Link zum Artikel in junge Welt Nr. 266 vom 15. November 2021: Bitte HIER klicken![1]
Rassistische US-Justiz
Zwei aktuell laufende Prozesse in den USA zeigen, dass sich bei der justitiellen Aufarbeitung gewaltsamer Auseinandersetzungen die Frage, wer am Ende »Opfer« und wer »Täter« ist, meist an der Hautfarbe der Beteiligten entscheidet. Erst vergangene Woche berichtete jW über den schwarzen US-Bürgerrechtler Mumia Abu-Jamal, der im Dezember 1981 von dem weißen Polizisten Daniel Faulkner niedergeschossen wurde. Doch obwohl Abu-Jamal das eigentliche Opfer rassistischer Polizeigewalt war, wurde er angeklagt, ein halbes Jahr später zum Tode verurteilt. Er kämpft bis heute um seine Berufungsrechte, um seine Unschuld beweisen zu können.
Auch im Verfahren gegen den Weißen Kyle Rittenhouse spielt die Hautfarbe eine zentrale Rolle. Am 25. August 2020 hatte der heute 18jährige militante Rassist in Kenosha/Wisconsin zwei unbewaffnete Aktivisten einer »Black-Lives-Matter«-Demo erschossen. Der spontane Protest hatte sich gegen einen Akt brutaler Polizeigewalt gerichtet, bei dem weiße Cops dem Schwarzen Jacob Blake siebenmal in den Rücken geschossen hatten.

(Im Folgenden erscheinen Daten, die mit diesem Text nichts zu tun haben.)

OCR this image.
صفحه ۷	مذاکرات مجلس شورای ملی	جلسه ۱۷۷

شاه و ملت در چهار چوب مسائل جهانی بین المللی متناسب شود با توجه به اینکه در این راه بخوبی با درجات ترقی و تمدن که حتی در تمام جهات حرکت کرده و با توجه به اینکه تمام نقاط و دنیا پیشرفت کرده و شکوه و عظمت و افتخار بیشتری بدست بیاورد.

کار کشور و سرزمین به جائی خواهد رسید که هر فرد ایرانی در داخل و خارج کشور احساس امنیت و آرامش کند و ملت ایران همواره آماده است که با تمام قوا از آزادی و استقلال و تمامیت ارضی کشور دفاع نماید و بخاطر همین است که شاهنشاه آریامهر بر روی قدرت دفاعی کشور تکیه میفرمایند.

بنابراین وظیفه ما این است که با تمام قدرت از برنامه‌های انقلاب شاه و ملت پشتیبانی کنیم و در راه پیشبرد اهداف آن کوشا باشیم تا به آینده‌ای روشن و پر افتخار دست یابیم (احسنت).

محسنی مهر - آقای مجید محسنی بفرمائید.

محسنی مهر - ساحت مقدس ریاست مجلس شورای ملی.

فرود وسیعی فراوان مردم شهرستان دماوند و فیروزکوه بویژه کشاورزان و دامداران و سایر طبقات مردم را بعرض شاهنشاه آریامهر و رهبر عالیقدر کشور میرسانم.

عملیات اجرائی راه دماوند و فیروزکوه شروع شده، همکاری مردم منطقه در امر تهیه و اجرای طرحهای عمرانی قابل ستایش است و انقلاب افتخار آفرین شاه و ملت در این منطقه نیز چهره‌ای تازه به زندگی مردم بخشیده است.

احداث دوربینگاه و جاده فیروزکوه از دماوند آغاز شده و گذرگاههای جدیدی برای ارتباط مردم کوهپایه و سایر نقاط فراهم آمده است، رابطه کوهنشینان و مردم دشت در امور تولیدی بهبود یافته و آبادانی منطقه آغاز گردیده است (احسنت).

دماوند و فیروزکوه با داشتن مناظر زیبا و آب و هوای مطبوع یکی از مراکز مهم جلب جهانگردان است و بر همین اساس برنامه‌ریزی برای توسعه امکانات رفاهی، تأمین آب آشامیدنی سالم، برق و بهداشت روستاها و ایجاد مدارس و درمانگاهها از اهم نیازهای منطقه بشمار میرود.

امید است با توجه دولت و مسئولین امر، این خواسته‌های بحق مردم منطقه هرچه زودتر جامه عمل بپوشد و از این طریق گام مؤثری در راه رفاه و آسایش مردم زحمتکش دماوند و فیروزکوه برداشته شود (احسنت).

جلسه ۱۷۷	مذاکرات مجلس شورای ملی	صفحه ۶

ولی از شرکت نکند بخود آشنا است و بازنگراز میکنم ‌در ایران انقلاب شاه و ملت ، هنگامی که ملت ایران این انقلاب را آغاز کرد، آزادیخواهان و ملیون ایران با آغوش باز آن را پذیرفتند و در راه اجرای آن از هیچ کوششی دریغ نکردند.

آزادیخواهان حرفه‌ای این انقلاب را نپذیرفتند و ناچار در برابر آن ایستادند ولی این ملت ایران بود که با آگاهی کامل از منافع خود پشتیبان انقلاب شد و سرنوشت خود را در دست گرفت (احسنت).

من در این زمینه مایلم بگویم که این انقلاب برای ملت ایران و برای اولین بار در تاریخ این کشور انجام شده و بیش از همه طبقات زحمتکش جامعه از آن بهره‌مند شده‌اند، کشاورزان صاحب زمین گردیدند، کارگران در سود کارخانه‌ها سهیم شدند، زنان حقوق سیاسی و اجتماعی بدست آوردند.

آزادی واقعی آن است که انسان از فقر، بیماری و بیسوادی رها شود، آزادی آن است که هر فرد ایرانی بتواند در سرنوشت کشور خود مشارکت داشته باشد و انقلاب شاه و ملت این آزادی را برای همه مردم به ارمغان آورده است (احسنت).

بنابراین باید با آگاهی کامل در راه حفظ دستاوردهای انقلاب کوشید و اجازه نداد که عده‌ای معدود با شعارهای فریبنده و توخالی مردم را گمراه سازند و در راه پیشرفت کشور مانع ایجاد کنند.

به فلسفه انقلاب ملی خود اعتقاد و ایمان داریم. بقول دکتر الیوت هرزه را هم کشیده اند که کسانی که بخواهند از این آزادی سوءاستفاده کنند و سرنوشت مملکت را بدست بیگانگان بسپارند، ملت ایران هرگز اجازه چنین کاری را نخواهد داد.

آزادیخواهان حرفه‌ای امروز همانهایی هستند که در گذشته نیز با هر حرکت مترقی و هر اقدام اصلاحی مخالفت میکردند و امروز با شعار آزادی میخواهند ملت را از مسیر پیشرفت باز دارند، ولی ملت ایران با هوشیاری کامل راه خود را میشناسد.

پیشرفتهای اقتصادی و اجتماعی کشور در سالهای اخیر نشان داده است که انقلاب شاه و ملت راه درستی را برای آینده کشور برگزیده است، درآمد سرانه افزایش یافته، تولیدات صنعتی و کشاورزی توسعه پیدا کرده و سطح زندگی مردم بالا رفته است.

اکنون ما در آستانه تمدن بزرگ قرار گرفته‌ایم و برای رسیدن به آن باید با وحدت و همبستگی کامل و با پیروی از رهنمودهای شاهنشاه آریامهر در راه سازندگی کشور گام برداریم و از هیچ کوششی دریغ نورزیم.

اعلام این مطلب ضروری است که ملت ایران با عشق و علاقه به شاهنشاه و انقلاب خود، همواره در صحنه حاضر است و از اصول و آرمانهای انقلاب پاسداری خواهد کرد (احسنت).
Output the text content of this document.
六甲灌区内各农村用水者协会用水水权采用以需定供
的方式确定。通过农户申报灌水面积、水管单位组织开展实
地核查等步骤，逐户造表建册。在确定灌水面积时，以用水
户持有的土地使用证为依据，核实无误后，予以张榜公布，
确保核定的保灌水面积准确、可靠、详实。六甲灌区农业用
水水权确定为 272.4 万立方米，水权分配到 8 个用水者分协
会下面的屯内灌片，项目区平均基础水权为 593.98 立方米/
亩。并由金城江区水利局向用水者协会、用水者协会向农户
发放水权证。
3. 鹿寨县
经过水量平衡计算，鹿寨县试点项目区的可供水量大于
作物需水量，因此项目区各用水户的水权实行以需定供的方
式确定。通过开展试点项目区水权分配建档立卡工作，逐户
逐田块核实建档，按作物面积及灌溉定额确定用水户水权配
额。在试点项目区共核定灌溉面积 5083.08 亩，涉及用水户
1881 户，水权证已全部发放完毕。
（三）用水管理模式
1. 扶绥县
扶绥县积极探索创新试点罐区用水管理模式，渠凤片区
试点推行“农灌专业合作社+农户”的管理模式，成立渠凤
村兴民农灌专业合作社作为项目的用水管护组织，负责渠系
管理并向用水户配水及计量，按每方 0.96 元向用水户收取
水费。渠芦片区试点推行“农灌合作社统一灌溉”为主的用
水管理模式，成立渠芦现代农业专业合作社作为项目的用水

Die Polizei ließ Rittenhouse trotz der tödlichen Schüsse mit seinem halbautomatischen AR-15-Gewehr unbehelligt abziehen. Erst später wurde er verhaftet und wegen zweifachen Mordes und versuchten Mordes an einer weiteren Demonstrantin angeklagt. Der Prozess, in dem Rittenhouse auf »nicht schuldig« plädierte, und sich gegen Zahlung von zwei Millionen US-Dollar Kaution auf freiem Fuß befindet, begann am 1. November 2021 in Kenosha unter dem Vorsitz von Richter Bruce Schroeder. Während Kreise ultrarechter US-Milizen Rittenhouse als ihren Helden feiern, bewertete der Richter die Belege für Verbindungen des Angeklagten zu den faschistischen »Proud Boys« als »nicht beweiserheblich«, da sie »nichts über Rittenhouses Denkweise bei Abgabe der Schüsse« aussagten.
Bizarr wurde es, als Schroeder auf Antrag der Verteidigung anordnete, die erschossenen Aktivisten dürften nicht als »Opfer« oder »mutmaßliche Opfer« bezeichnet werden. Rechtsexperten hatten dazu laut New York Times vor Gericht erklärt, der Begriff »Opfer« könne die Geschworenen nachteilig beeinflussen »hinsichtlich einer Festlegung, wem Unrecht geschehen« sei. Der Richter bot den Anwälten von Rittenhouse sogar an, die Erschossenen in ihren an diesem Montag beginnenden Plädoyers als »Brandstifter oder Plünderer« zu bezeichnen, sofern sie »Beweise für entsprechendes Handeln der Aktivisten« lieferten.
Demgemäß erklärte Rittenhouse am Donnerstag medienwirksam unter Tränen, er habe »in Notwehr« gehandelt und »nichts falsch gemacht«, so der US-Sender CNN zu der Situation, als Rittenhouse den ersten unbewaffneten Aktivisten mit vier Schüssen aus seinem Gewehr tötete.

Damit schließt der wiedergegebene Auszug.